Hoje que as mercearias levaram-me a apanhar o autocarro na Graça, entram na minha paragem três crianças. Uma loira, uma morena, uma preta. A loira de uns cinco anos, a morena de uns dez, onze ou doze, a preta de uns dez, onze ou doze. Entram em grupo, em grupo olham o motorista, em grupo se riem. Procuro nelas aquele riso disforme do medo que quase desculpa a audácia. Não encontro. Meia dúzia de segundos depois, o motorista solta furioso: "Três viagens, três bilhetes!" Elas saem.

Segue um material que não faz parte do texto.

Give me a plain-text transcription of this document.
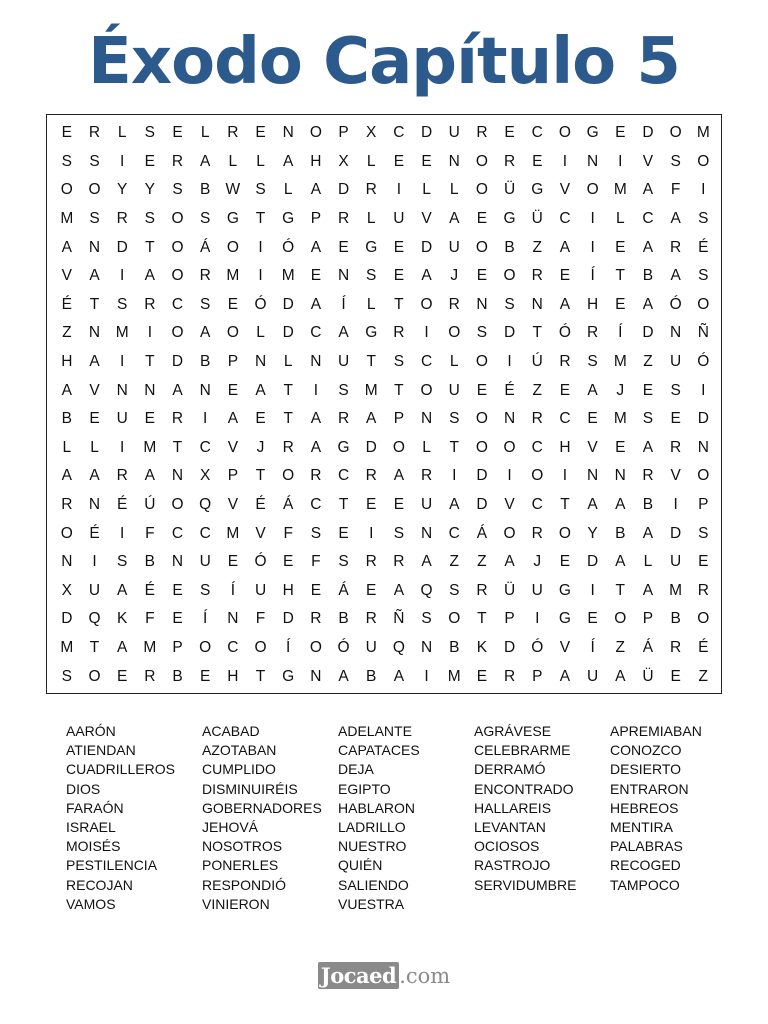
Éxodo Capítulo 5
E	R	L	S	E	L	R	E	N	O	P	X	C	D	U	R	E	C	O	G	E	D	O M
S	S	I	E	R	A	L	L	A	H	X	L	E	E	N	O	R	E	I	N	I	V	S	O
O	O	Y	Y	S	B W S	L	A	D	R	I	L	L	O	Ü	G	V	O M	A	F	I
M	S	R	S	O	S	G	T	G	P	R	L	U	V	A	E	G	Ü	C	I	L	C	A	S
A	N	D	T	O	Á	O	I	Ó	A	E	G	E	D	U	O	B	Z	A	I	E	A	R	É
V	A	I	A	O	R	M	I	M	E	N	S	E	A	J	E	O	R	E	Í	T	B	A	S
É	T	S	R	C	S	E	Ó	D	A	Í	L	T	O	R	N	S	N	A	H	E	A	Ó	O
Z	N	M	I	O	A	O	L	D	C	A	G	R	I	O	S	D	T	Ó	R	Í	D	N	Ñ
H	A	I	T	D	B	P	N	L	N	U	T	S	C	L	O	I	Ú	R	S	M	Z	U	Ó
A	V	N	N	A	N	E	A	T	I	S	M	T	O	U	E	É	Z	E	A	J	E	S	I
B	E	U	E	R	I	A	E	T	A	R	A	P	N	S	O	N	R	C	E	M	S	E	D
L	L	I	M	T	C	V	J	R	A	G	D	O	L	T	O	O	C	H	V	E	A	R	N
A	A	R	A	N	X	P	T	O	R	C	R	A	R	I	D	I	O	I	N	N	R	V	O
R	N	É	Ú	O	Q	V	É	Á	C	T	E	E	U	A	D	V	C	T	A	A	B	I	P
O	É	I	F	C	C	M	V	F	S	E	I	S	N	C	Á	O	R	O	Y	B	A	D	S
N	I	S	B	N	U	E	Ó	E	F	S	R	R	A	Z	Z	A	J	E	D	A	L	U	E
X	U	A	É	E	S	Í	U	H	E	Á	E	A	Q	S	R	Ü	U	G	I	T	A	M	R
D	Q	K	F	E	Í	N	F	D	R	B	R	Ñ	S	O	T	P	I	G	E	O	P	B	O
M	T	A	M	P	O	C	O	Í	O	Ó	U	Q	N	B	K	D	Ó	V	Í	Z	Á	R	É
S	O	E	R	B	E	H	T	G	N	A	B	A	I	M	E	R	P	A	U	A	Ü	E	Z
AARÓN
ATIENDAN
CUADRILLEROS
DIOS
FARAÓN
ISRAEL
MOISÉS
PESTILENCIA
RECOJAN
VAMOS
ACABAD
AZOTABAN
CUMPLIDO
DISMINUIRÉIS
GOBERNADORES
JEHOVÁ
NOSOTROS
PONERLES
RESPONDIÓ
VINIERON
ADELANTE
CAPATACES
DEJA
EGIPTO
HABLARON
LADRILLO
NUESTRO
QUIÉN
SALIENDO
VUESTRA
AGRÁVESE
CELEBRARME
DERRAMÓ
ENCONTRADO
HALLAREIS
LEVANTAN
OCIOSOS
RASTROJO
SERVIDUMBRE
APREMIABAN
CONOZCO
DESIERTO
ENTRARON
HEBREOS
MENTIRA
PALABRAS
RECOGED
TAMPOCO
Jocaed .com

Quando eu andava na Primária e comecei a ir para o Conservatório, certo dia, tendo perdido (ou sendo-me roubado na aula) o bilhete de autocarro do regresso, fiz os 3,5 kms de distância entre o Conservatório e a minha casa a pé. Cheguei tardíssimo, à hora do jantar, perdidas que estavam as duas horas para fazer os trabalhos de casa, e ainda tive que explicar o atraso e ouvir que para a próxima deveria ter mais cuidado e manter a carteira não debaixo de olho, mas comigo.
Do Panteão a Santa Apolónia, a reacção chocada do motorista fez-se sentir em todo o autocarro e prosseguiria em repeat. "Estes pais não dão educação nenhuma aos filhos, acreditas que" dizia ao telefone quando saímos todos.
É claro que há 25 anos atrás, as crianças tinham trabalhos de casa, que faziam em determinada hora do dia, preferencialmente antes do jantar, para poderem contar com a supervisão dos pais, com quem jantariam depois e conversariam sobre a jornada.
Esta mudança súbita da sociedade, este passado tão recente que passou tão depressa... Apesar dos vinte anos que nos separam, eu percebo o motorista.